In the past decade, the museum has participated in several programs, both in Israel and abroad, among them Towards Women in Science and Technology (TWIST) and its follow-up project, HYPATIA. Within the framework of these programs, lesson plans and guidelines for teachers and educators were developed (and later adopted by the Ministry of Education); guidance sheets, recommendations and activities were created for researchers and engineers who volunteer in the education system; and activities were held for teenagers and their parents, as well as events and conferences for professionals in these fields. All these materials are Open Access Resources, available to the general public, free of charge.
In light of the experience gained, the museum now acts as an expert body and a national support center that leads initiatives, and consults on how to best locally implement the plans and activities created, including those developed by other European partners.
The EU-supported HYPATIA project (2015-2018) brought together the Bloomfield Science Museum, along with five other science museums, research institutions, science centers and industries in Europe, in encouraging more girls to engage in STEM courses and enhance their interest in STEM and STEM-related careers.
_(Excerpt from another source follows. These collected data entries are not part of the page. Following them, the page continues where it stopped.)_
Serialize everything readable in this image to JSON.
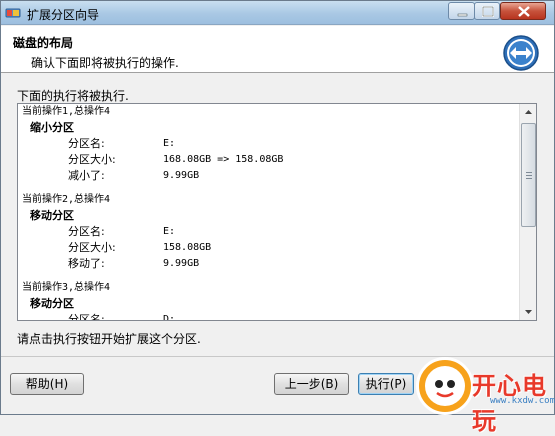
{
  "window": {
    "title": "扩展分区向导"
  },
  "header": {
    "title": "磁盘的布局",
    "subtitle": "确认下面即将被执行的操作."
  },
  "section_label": "下面的执行将被执行.",
  "operations": [
    {
      "head": "当前操作1,总操作4",
      "title": "缩小分区",
      "rows": [
        {
          "key": "分区名:",
          "value": "E:"
        },
        {
          "key": "分区大小:",
          "value": "168.08GB => 158.08GB"
        },
        {
          "key": "减小了:",
          "value": "9.99GB"
        }
      ]
    },
    {
      "head": "当前操作2,总操作4",
      "title": "移动分区",
      "rows": [
        {
          "key": "分区名:",
          "value": "E:"
        },
        {
          "key": "分区大小:",
          "value": "158.08GB"
        },
        {
          "key": "移动了:",
          "value": "9.99GB"
        }
      ]
    },
    {
      "head": "当前操作3,总操作4",
      "title": "移动分区",
      "rows": [
        {
          "key": "分区名:",
          "value": "D:"
        }
      ]
    }
  ],
  "hint": "请点击执行按钮开始扩展这个分区.",
  "buttons": {
    "help": "帮助(H)",
    "back": "上一步(B)",
    "execute": "执行(P)"
  },
  "watermark": {
    "brand": "开心电玩",
    "url": "www.kxdw.com"
  },
  "colors": {
    "titlebar": "#a9c8e4",
    "close": "#c7533c",
    "accent": "#3c7fb1",
    "watermark_red": "#e8392a",
    "watermark_orange": "#f7a21b"
  }
}
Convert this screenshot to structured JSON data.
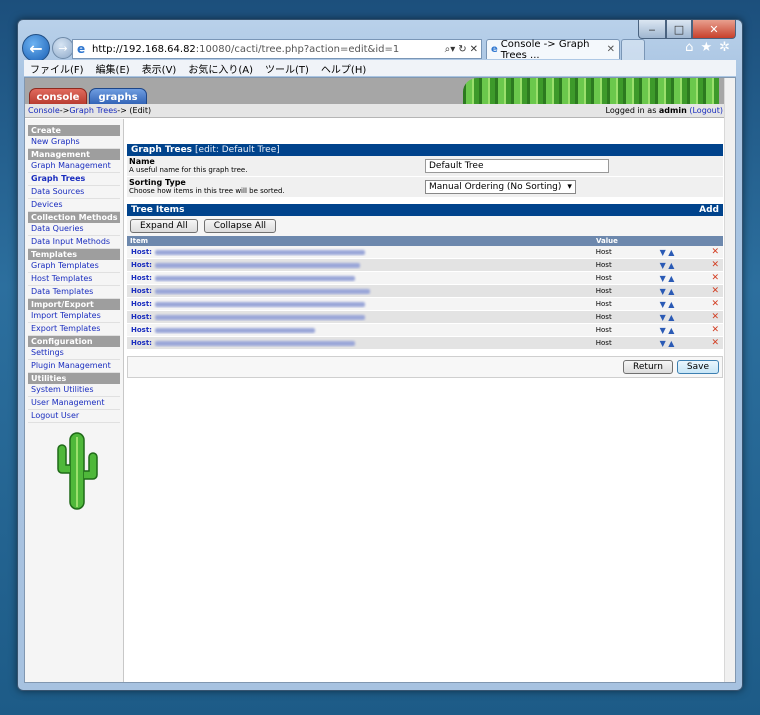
{
  "browser": {
    "url_host": "http://192.168.64.82",
    "url_rest": ":10080/cacti/tree.php?action=edit&id=1",
    "tab_title": "Console -> Graph Trees ...",
    "menu": [
      "ファイル(F)",
      "編集(E)",
      "表示(V)",
      "お気に入り(A)",
      "ツール(T)",
      "ヘルプ(H)"
    ]
  },
  "top_tabs": {
    "console": "console",
    "graphs": "graphs"
  },
  "breadcrumb": {
    "console": "Console",
    "sep1": " -> ",
    "graph_trees": "Graph Trees",
    "sep2": " -> (Edit)"
  },
  "login": {
    "prefix": "Logged in as ",
    "user": "admin",
    "logout": "(Logout)"
  },
  "sidebar": {
    "create_header": "Create",
    "new_graphs": "New Graphs",
    "management_header": "Management",
    "graph_management": "Graph Management",
    "graph_trees": "Graph Trees",
    "data_sources": "Data Sources",
    "devices": "Devices",
    "collection_header": "Collection Methods",
    "data_queries": "Data Queries",
    "data_input_methods": "Data Input Methods",
    "templates_header": "Templates",
    "graph_templates": "Graph Templates",
    "host_templates": "Host Templates",
    "data_templates": "Data Templates",
    "import_export_header": "Import/Export",
    "import_templates": "Import Templates",
    "export_templates": "Export Templates",
    "configuration_header": "Configuration",
    "settings": "Settings",
    "plugin_management": "Plugin Management",
    "utilities_header": "Utilities",
    "system_utilities": "System Utilities",
    "user_management": "User Management",
    "logout_user": "Logout User"
  },
  "form": {
    "title": "Graph Trees",
    "title_sub": "[edit: Default Tree]",
    "name_label": "Name",
    "name_desc": "A useful name for this graph tree.",
    "name_value": "Default Tree",
    "sort_label": "Sorting Type",
    "sort_desc": "Choose how items in this tree will be sorted.",
    "sort_value": "Manual Ordering (No Sorting)"
  },
  "tree": {
    "title": "Tree Items",
    "add": "Add",
    "expand": "Expand All",
    "collapse": "Collapse All",
    "col_item": "Item",
    "col_value": "Value",
    "rows": [
      {
        "prefix": "Host:",
        "value": "Host"
      },
      {
        "prefix": "Host:",
        "value": "Host"
      },
      {
        "prefix": "Host:",
        "value": "Host"
      },
      {
        "prefix": "Host:",
        "value": "Host"
      },
      {
        "prefix": "Host:",
        "value": "Host"
      },
      {
        "prefix": "Host:",
        "value": "Host"
      },
      {
        "prefix": "Host:",
        "value": "Host"
      },
      {
        "prefix": "Host:",
        "value": "Host"
      }
    ]
  },
  "buttons": {
    "return": "Return",
    "save": "Save"
  },
  "icons": {
    "move_down": "arrow-down-icon",
    "move_up": "arrow-up-icon",
    "delete": "delete-x-icon"
  }
}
The Human Brain Project (HBP) is a European Commission FET (Future and Emerging Technology) flagship project and one of the largest research projects in the world, comprising 140 research centers and institutions across Europe. Within this framework, the Bloomfield Science Museum was in charge of mediating the research findings to the public by producing and constructing a traveling exhibition. In 2019, "Mind The Brain" - the Human Brain Project Museum Exhibition – opened in the Bloomfield Science Museum. It was later displayed in the Copernicus Science Centre Science Museum in Warsaw, Poland, as part of a formative evaluation process before moving on to other science museums across Europe.
To the projects' web page- https://www.humanbrainproject.eu/en/
One of the museum’s flagship exhibitions and a crowning glory in terms of international cooperation was “Bicycles 2 X 200” – an exhibition that celebrated the bicentennial of the bicycle. Curated and produced by the Bloomfield Science Museum, “Bicycles 2 X 200” was born of the cooperation between four science museums in Israel, Europe and the US. Comprising dozens of interactive exhibits, historic collections, unique contemporary bicycles, artworks and video art, “Bicycles 2 X 200” told the story of one of the most influential technological, environmental and social inventions of all time.
The exhibition combined unique interactive exhibits developed by the museum’s team, together with rare historic items from private collectors and the Velorama National Bicycle Museum in the Netherlands. After it ran in Jerusalem, “Bicycles 2 X 200” traveled to Universum Bremen in Bremen, Germany, and Città della Scienza in Naples, Italy. In 2020, as COVID-19 lockdown measures were being lifted across Europe, the exhibition traveled to Copernicus Science Centre in Warsaw, Poland, where it ran until February 2022.
ICOM: International Council of Museums
|Ecsite: European network of science centres and museums
|ASTC: The Association of Science and Technology Centers
|Eusea: European Science Engagement Association
In October 2020, Maya Halevy, director of Jerusalem's Bloomfield Science Museum, was awarded the Beacon of the Year Award by the European Science Museum Organization (ECSITE). The Beacon of the Year Award is presented annually in recognition of innovative visionaries who empower and motivate their peers to reach a common goal: emboldening citizens to engage with science.
As director of the Bloomfield Science Museum in Jerusalem, Halevy was awarded the Beacon of the Year Award for her “remarkable impact on fostering scientific engagement, her outstanding skills and her generosity in sharing knowledge and resources, as well as her desire and ability to collaborate."